Perceived professional support was assessed by the Intrapartum Care Scale (18). The scale includes 13 statements regarding birth attendants such as “Members of the team calmed me down” and “I felt abandoned by members of the team” (reverse scored). Participants were asked to rate their level of agreement with each statement ranging from 1 (completely disagree) to 5 (completely agree). Mean scores were used, with higher scores representing greater levels of perceived staff support. Cronbach’s alpha for the current sample was 0.77.
Perinatal dissociation was assessed by the Peritraumatic Dissociative Experiences Questionnaire (PEDQ) (19,20), a widely used scale that assesses dissociative experiences during and shortly after traumatic events. Participants were asked to rate the extent to which each item describes their reactions during labour or immediately after labour, on a 5-point scale ranging from 1 (not at all true) to 5 (extremely true). One item, referring to pain experienced during labour was reduced, due to a possible effect of analgesia. Mean scores were used, with higher scores representing greater levels of perinatal dissociation. Cronbach’s alpha for the current sample was 0.83.
Birth-induced acute stress disorder (ASD) symptoms were assessed by the Stanford Acute Stress Reaction Questionnaire (SASRQ) (21), a 28-item scale describing ASD symptoms. Participants were asked to rate, on a six-point scale, the extent to which they suffer from each of the symptoms ranging from 1 (not at all) to 6 (very often). Mean scores were used, with higher scores representing greater levels of ASD. Cronbach’s alpha for the current sample was 0.93.
Depression was assessed by the Edinburgh Postnatal Depression Scale (EPDS) (22), a commonly-used measurement consisting of 10 items relating to postnatal depression. Participants were asked to rate the extent to which each item characterizes their overall emotional state since labour, with four response options each rated 0–3. Sum scores were used, with higher scores representing greater levels of depression. Cronbach’s alpha for the current sample was 0.85.
Positive and negative affect was assessed by the short form of the Positive and Negative Affect Schedule (PANAS) (23), and is comprised of 10 items evaluating various positive (5 items) and negative (5 items) emotions. Respondents are asked to rate the extent to which they feel each emotion on a 5-item scale ranging from 1 (not at all) to 5 (very often). Mean scores were used, with higher scores representing greater levels of positive and negative emotions. Cronbach’s alpha for the current sample was 0.78 and 0.79, for positive and negative emotions, respectively.
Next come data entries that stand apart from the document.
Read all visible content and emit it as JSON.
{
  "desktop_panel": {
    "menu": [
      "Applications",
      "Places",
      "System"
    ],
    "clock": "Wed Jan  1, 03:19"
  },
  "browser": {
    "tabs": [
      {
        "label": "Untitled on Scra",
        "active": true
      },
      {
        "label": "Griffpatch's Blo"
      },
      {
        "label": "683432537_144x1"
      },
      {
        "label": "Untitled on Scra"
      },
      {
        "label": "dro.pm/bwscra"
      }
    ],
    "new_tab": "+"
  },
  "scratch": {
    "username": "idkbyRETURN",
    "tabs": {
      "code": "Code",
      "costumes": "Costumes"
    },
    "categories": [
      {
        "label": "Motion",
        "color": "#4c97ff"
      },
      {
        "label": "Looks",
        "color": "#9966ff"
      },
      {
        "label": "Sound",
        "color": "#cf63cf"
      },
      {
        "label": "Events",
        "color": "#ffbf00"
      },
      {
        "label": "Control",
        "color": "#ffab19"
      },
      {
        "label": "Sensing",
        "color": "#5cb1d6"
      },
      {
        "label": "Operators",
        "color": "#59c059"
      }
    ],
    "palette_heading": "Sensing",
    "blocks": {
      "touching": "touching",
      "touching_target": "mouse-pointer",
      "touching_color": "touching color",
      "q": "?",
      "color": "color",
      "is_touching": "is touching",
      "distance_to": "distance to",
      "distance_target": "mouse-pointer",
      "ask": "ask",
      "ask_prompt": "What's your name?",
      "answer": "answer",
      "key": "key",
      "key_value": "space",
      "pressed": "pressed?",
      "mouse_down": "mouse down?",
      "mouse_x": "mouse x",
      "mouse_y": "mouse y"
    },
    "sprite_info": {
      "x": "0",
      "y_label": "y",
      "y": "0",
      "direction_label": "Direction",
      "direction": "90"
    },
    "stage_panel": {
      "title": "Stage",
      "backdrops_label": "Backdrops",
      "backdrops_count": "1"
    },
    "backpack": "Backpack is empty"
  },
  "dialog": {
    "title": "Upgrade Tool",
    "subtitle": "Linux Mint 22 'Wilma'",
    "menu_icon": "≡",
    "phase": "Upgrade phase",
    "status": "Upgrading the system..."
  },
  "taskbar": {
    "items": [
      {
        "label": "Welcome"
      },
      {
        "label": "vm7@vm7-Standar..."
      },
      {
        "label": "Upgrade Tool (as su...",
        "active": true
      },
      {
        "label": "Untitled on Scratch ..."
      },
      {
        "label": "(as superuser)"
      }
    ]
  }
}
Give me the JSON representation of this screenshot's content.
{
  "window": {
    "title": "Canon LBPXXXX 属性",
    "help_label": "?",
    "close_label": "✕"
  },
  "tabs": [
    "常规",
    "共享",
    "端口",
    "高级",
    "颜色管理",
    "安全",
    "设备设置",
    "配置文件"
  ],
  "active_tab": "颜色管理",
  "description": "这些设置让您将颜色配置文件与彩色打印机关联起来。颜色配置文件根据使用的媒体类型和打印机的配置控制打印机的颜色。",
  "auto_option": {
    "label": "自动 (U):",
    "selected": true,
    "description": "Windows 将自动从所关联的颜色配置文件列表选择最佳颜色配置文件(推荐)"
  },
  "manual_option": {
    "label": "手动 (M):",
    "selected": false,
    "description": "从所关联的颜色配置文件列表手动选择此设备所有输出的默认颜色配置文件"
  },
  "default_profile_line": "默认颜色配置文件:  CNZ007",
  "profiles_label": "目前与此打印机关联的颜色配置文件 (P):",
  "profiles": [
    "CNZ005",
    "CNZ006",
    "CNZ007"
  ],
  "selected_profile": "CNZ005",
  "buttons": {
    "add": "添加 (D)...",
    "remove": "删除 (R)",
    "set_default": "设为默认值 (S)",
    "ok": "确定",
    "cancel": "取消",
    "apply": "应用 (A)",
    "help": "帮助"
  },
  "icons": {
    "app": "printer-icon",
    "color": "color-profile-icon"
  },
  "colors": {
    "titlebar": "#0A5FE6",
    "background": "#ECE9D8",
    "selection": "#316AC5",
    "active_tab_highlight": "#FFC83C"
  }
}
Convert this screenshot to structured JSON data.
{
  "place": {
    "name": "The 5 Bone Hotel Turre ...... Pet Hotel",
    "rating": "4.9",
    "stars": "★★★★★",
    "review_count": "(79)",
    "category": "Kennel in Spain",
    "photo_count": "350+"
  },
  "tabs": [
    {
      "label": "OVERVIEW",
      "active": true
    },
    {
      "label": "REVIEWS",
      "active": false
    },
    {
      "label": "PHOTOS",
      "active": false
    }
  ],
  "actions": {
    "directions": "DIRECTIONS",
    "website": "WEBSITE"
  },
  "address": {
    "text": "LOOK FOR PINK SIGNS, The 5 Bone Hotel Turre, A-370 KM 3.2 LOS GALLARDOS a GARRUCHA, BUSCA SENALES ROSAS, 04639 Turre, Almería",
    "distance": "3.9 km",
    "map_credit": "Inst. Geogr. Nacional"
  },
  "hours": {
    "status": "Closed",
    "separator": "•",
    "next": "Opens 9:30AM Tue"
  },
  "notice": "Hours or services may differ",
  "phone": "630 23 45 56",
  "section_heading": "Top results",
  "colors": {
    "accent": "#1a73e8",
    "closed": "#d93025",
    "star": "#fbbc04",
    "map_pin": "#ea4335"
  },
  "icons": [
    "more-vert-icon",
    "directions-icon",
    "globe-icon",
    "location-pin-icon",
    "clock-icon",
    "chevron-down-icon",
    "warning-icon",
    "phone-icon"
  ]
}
Maternal bonding was assessed by the Mother-to-Infant Bonding Scale (MIBS) (24). This 8-item scale assesses mothers’ feelings towards their infant. Participants were asked to rate the extent each item describes their feelings, on a 4-point scale ranging from 1 (not at all) to 4 (very much). Mean scores were used, with higher scores representing greater levels of maternal bonding. Cronbach’s alpha for the current sample was 0.75.
Anticipated maternal self-efficacy was assessed by the Maternal Self-Efficacy Scale (25). This 18-item scale, refers to women’s expectations regarding the degree of their competence as mothers (e.g., ”I think I will be able to relax my baby when he/she is crying”; ”Being a mother will cause me stress and anxiety”). Participants were asked to indicate the degree to which they agreed with the statements on a four-point scale ranging from 1 (not at all) to 4 (very much). Mean scores were used, with higher scores representing greater levels of anticipated self-efficacy. Cronbach’s alpha for the current sample was 0.85.